C. Numeric Escape Sequences

You can represent any character by its numeric code: * Octal: '\ddd' (e.g., '\101' is 'A'). Max 3 digits. * Hexadecimal: '\xhh' (e.g., '\x41' is 'A'). NO Max digits (still can't overflow). e.g. \x00004 is legal.

Overflow Warning for \ddd and \xhh While C allows numeric escapes, their values must typically fit within 8 bits (1 byte) to be valid char constants.

  • Octal (\ddd): Limited to 3 digits. The maximum valid value is '\377' (Decimal 255). '\777' (511) overflows.
  • Hexadecimal (\xhh): Can have unlimited digits in syntax, but the value is truncated to fit the target type. For a standard char, the maximum is '\xff' (Decimal 255).
  • Result of Overflow: Exceeding 255 triggers compiler warnings and bitwise truncation. For example, both '\777' and '\x1ff' (Decimal 511) are truncated to 255 or -1 (binary 11111111).

4. Range and Storage

The value range of a character is determined by its storage size (1 byte / 8 bits) and the execution environment.

Range Specifications:

  • Standard ASCII: 0 to 127 (7 bits used).
  • Extended ASCII: 0 to 255 (8 bits used).
  • Signed vs. Unsigned char:
    • If char is signed: -128 to 127.
    • If char is unsigned: 0 to 255.
  • Implementation Dependency: The C standard does not specify whether char is signed or unsigned by default. This depends on the compiler and architecture (e.g., x86 is usually signed, ARM is often unsigned).

5. Character Constants vs.

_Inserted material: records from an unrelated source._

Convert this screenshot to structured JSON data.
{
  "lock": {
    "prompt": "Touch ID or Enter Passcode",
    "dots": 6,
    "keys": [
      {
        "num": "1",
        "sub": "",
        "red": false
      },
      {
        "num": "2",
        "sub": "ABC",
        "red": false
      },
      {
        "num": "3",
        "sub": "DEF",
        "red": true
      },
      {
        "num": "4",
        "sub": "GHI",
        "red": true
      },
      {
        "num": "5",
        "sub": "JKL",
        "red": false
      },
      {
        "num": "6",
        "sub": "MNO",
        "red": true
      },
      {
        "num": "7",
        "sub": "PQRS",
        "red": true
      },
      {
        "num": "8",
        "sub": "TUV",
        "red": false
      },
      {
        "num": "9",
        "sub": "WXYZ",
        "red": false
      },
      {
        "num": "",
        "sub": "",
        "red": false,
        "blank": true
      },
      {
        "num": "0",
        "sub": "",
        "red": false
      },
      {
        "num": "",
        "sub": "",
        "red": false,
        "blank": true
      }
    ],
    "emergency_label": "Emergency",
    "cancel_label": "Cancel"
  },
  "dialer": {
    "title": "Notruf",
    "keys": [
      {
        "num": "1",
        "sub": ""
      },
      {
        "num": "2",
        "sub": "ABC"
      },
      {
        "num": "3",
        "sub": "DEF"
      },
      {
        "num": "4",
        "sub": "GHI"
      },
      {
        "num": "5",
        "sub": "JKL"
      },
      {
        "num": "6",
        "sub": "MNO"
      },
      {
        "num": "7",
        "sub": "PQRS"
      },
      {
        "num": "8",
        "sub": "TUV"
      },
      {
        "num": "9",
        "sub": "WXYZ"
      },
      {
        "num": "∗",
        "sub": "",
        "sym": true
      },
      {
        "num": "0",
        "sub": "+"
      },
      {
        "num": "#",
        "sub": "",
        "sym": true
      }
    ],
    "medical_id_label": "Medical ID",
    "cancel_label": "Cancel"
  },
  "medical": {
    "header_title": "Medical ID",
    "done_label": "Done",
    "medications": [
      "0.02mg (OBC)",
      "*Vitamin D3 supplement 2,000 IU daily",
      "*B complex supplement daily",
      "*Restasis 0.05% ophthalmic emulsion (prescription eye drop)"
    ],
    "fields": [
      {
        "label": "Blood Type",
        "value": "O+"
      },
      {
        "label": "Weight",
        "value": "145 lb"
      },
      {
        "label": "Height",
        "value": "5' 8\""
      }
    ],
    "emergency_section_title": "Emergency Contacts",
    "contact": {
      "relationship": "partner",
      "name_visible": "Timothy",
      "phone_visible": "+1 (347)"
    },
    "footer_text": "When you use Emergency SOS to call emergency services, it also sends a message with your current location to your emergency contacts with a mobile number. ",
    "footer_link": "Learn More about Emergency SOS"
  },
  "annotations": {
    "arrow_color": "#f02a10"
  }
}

String Literals

Distinguishing between 'A' and "A" is critical for memory management and pointer logic.

Feature Character Constant ('A') String Literal ("A")
Enclosure Single quotes Double quotes
Type int char[] (Array of chars)
Size 1 byte (in storage) 2 bytes (includes \0)
Termination None Automatic Null Terminator (\0)

6. Character Arithmetic

Because characters are integers, they support mathematical operations: * Case Conversion: 'a' - 32 results in 'A'. * Digit Conversion: To convert the character '5' to the integer 5, subtract the character '0': c int val = '5' - '0'; // val = 5


7. Common Pitfalls and Best Practices

  1. Multiple Characters: 'abc' is a "multi-character constant." Its value is implementation-defined and generally avoided as it leads to non-portable code.
  2. Numeric Confusion: Do not confuse the character '0' (ASCII 48) with the null terminator '\0' (ASCII 0) or the integer 0.
  3. Overflow: Assigning a hex value like '\xff' to a signed char may result in a value of -1 due to sign extension, which can cause logic errors in comparisons (e.g., if (c == 0xff) might fail).

Note: This guide follows the C11/C17 standards. Behavioral differences may exist in C++.